You might notice that we use the negative binomial (NB) model quite a lot in BIRDMAn. Here we will briefly explain why we use this distribution for modelling microbiome data. Do note, however, that BIRDMAn is flexible to custom models implementing other distributions such as Dirichlet-multinomial, Poisson-lognormal, etc.

Count models

When we are working with microbiome sequencing (or really most other ‘omics data types), our results are typically counts. As such, we can’t use simple linear regression (which includes fractions and negative numbers) to model the number of each microbe in each sample. We instead want to use a statistical distribution that is explicitly defined on the set of whole numbers. The simplest of such models is the Poisson distribution.

The Poisson distribution has a single parameter, \(\lambda\) that defines the rate of “events”. In this distribution, the mean and variance are the same, with both being equal to \(\lambda\). This poses a problem for microbiome data, since the variance is typically much greater than the mean. For more on this, see McMurdie & Holmes 2014.

Negative binomial model

Enter the negative binomial model. The negative binomial distribution can be thought of as a Poisson with an allowance for extra variance. This is useful for microbiome data, as we can account for the count nature of the data while accomodating inflated variance.

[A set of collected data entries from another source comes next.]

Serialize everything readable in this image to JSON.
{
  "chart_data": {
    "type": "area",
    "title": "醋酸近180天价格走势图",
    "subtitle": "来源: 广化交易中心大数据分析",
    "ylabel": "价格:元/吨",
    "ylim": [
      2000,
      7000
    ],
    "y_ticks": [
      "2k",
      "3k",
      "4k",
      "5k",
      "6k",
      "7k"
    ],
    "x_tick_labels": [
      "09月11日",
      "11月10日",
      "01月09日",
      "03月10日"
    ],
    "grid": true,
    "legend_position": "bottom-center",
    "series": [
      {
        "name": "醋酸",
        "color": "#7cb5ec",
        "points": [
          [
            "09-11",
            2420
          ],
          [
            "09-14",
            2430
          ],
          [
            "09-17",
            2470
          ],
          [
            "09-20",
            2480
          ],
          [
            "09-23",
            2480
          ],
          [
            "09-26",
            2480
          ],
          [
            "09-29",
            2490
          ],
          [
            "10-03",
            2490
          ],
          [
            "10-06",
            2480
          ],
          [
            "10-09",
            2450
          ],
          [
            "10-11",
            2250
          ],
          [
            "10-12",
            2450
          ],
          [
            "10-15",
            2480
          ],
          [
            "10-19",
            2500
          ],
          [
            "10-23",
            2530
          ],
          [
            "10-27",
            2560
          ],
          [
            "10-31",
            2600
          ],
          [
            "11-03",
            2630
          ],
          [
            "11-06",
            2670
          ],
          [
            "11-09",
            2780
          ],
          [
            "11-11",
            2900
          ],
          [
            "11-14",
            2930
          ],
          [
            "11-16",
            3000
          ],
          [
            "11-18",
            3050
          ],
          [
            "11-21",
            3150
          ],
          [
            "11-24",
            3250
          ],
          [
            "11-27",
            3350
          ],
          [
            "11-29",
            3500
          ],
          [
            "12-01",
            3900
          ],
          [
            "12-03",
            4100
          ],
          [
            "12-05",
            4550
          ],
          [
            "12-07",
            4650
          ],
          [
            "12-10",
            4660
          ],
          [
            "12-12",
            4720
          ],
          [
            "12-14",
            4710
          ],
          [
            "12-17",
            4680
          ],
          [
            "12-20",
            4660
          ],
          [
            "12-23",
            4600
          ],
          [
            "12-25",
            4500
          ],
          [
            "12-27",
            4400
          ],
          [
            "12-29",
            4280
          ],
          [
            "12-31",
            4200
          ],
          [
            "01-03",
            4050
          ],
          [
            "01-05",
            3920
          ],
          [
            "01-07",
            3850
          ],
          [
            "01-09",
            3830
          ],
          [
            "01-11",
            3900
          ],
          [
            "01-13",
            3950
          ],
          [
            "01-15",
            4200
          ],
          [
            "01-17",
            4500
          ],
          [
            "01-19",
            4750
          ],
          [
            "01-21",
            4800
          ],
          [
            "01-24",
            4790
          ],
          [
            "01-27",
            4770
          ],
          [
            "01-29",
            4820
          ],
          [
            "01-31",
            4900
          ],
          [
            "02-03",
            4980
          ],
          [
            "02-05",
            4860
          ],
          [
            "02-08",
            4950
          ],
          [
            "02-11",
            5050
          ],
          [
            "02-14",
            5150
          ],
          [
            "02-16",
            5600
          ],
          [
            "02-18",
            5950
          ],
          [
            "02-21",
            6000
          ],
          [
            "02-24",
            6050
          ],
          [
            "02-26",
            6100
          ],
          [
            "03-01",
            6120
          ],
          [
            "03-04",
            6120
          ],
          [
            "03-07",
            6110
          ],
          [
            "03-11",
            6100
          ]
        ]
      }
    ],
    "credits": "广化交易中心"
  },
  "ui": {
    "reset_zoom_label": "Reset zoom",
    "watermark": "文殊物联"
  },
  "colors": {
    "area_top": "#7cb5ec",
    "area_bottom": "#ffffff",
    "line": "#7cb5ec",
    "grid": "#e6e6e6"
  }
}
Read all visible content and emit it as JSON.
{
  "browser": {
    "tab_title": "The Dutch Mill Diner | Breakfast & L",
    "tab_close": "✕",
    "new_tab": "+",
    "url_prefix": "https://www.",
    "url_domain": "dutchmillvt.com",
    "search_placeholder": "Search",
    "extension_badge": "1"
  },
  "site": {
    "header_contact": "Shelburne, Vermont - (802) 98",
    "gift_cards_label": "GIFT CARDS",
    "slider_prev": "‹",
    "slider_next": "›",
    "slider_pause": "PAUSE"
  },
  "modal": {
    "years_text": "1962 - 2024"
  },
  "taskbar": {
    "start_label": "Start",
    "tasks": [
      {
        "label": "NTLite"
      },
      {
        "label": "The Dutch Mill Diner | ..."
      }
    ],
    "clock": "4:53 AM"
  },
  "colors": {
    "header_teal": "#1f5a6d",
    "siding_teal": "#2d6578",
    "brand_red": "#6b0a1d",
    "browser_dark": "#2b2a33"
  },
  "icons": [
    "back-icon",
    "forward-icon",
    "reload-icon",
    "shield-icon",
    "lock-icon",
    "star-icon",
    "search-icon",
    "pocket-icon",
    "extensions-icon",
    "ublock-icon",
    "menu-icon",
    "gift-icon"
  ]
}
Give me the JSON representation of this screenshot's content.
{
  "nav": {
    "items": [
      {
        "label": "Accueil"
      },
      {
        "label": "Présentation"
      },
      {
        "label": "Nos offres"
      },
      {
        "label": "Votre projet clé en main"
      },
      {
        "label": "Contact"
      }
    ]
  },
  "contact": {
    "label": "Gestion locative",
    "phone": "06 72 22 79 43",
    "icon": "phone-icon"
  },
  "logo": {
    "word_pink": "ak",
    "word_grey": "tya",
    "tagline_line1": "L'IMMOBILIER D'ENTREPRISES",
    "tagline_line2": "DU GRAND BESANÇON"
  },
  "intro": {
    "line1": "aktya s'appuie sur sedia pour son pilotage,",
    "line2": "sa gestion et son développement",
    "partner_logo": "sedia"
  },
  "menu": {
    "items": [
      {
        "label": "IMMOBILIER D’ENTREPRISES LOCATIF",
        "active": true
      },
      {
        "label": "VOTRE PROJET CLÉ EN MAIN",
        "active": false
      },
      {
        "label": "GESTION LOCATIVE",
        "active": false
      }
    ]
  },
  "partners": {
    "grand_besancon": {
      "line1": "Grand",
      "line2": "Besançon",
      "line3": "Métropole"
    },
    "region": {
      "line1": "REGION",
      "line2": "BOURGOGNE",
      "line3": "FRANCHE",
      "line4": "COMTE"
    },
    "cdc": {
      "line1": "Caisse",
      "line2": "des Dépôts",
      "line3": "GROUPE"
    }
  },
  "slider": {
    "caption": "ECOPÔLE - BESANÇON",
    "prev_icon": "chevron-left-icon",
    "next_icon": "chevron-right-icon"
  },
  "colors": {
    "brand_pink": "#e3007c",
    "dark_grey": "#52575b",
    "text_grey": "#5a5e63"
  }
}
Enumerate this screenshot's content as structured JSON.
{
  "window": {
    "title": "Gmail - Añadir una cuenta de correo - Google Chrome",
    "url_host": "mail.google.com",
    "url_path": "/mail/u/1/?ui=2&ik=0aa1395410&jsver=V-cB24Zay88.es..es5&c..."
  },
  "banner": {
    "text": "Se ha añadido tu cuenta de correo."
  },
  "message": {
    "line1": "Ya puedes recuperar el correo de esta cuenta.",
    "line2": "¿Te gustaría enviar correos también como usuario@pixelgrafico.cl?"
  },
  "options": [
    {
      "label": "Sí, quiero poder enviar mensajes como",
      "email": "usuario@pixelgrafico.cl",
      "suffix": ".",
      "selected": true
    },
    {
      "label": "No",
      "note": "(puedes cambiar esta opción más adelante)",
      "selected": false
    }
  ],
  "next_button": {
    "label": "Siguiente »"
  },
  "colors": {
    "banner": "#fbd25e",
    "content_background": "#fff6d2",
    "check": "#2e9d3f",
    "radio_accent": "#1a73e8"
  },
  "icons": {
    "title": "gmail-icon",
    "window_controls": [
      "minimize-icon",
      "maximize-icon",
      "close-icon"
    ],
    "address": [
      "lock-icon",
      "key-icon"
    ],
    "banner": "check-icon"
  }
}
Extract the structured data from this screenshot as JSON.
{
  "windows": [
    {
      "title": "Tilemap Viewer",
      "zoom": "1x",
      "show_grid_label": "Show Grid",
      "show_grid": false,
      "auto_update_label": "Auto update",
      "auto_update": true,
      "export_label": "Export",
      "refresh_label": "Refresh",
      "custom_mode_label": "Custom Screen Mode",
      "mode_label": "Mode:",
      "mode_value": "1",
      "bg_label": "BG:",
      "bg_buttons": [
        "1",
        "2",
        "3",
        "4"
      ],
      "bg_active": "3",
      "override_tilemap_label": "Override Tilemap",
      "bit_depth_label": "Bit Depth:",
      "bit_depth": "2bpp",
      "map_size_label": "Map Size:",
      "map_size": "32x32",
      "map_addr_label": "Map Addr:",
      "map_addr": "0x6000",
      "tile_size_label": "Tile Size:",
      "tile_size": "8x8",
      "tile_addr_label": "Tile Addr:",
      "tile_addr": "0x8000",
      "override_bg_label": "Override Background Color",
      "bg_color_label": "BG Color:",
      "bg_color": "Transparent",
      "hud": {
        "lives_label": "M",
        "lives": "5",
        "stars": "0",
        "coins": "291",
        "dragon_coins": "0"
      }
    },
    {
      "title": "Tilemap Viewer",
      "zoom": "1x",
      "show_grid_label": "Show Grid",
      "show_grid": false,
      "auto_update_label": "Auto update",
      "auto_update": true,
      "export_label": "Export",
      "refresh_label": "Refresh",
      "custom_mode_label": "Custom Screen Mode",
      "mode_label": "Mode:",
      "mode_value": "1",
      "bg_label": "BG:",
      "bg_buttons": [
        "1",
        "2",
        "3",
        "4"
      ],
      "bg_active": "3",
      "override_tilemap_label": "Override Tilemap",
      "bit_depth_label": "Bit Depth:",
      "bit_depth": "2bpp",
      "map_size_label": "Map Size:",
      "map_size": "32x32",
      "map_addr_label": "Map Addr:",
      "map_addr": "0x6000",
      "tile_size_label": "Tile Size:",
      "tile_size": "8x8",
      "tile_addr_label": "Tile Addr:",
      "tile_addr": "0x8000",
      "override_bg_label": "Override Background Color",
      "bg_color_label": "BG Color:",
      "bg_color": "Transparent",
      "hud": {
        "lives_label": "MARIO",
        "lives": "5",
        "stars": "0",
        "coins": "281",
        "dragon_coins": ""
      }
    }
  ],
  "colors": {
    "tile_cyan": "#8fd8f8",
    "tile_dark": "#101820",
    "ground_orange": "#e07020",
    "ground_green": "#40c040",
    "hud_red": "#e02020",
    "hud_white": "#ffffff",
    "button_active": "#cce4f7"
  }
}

We use the following parameterization from Stan where \(i\) represents a sample and \(j\) represents a microbe.

\[y_{ij} = \textrm{NegativeBinomial}(\mu_{ij}, \phi_j)\]

In this model, \(mu_{ij}\) represents the mean count of this microbe in this sample and \(\phi_j\) represents the dispersion parameter for this microbe. This model is useful because we can model one or both parameters hierarchically according to a generalized linear model with log-link function.

For example, if we expect that the mean abundance depends on whether the sample is a case or control, we can add a parameter and fit it using BIRDMAn.

\[\ln(\mu_{ij}) = \beta_{0j} + \beta_{1j} x_i + \ln(\textrm{Depth}_i)\]

In this equation, \(\beta_0\) is the intercept term. This term is the average (log) control sample proportion. For more on this see this blogpost.

Here, \(x_i\) is a binary vector representing whether sample \(i\) is a case sample (1) or a control sample (0). Thus, \(\beta_1\) represents the log-fold change of microbial abundance between cases and controls.

Finally, we account for the fact that sampling depth differs across samples by adding a correction term of the log depth of the modeled sample.

Note

This is a pretty basic equation but we can modify it depending on our experimental design or specific questions. For example we could add more covariates, subject effects, or even model the dispersion as a sample dependent parameter!

Output

When we fit this model using BIRDMAn, we get distributions of plausible parameter values given our data and priors. For a single microbe, we typically are interested in \(\beta_0\), \(\beta_1\), and \(\phi\). When we fit all of the microbes, we end up with \(D\) distributions for each of these parameter where D is the total number of microbes in the table.

You can imagine that if we, for example, modeled dispersion as a function of both sample and microbe, we would get \(N \times D\) distributions where \(N\) is the number of samples in our table.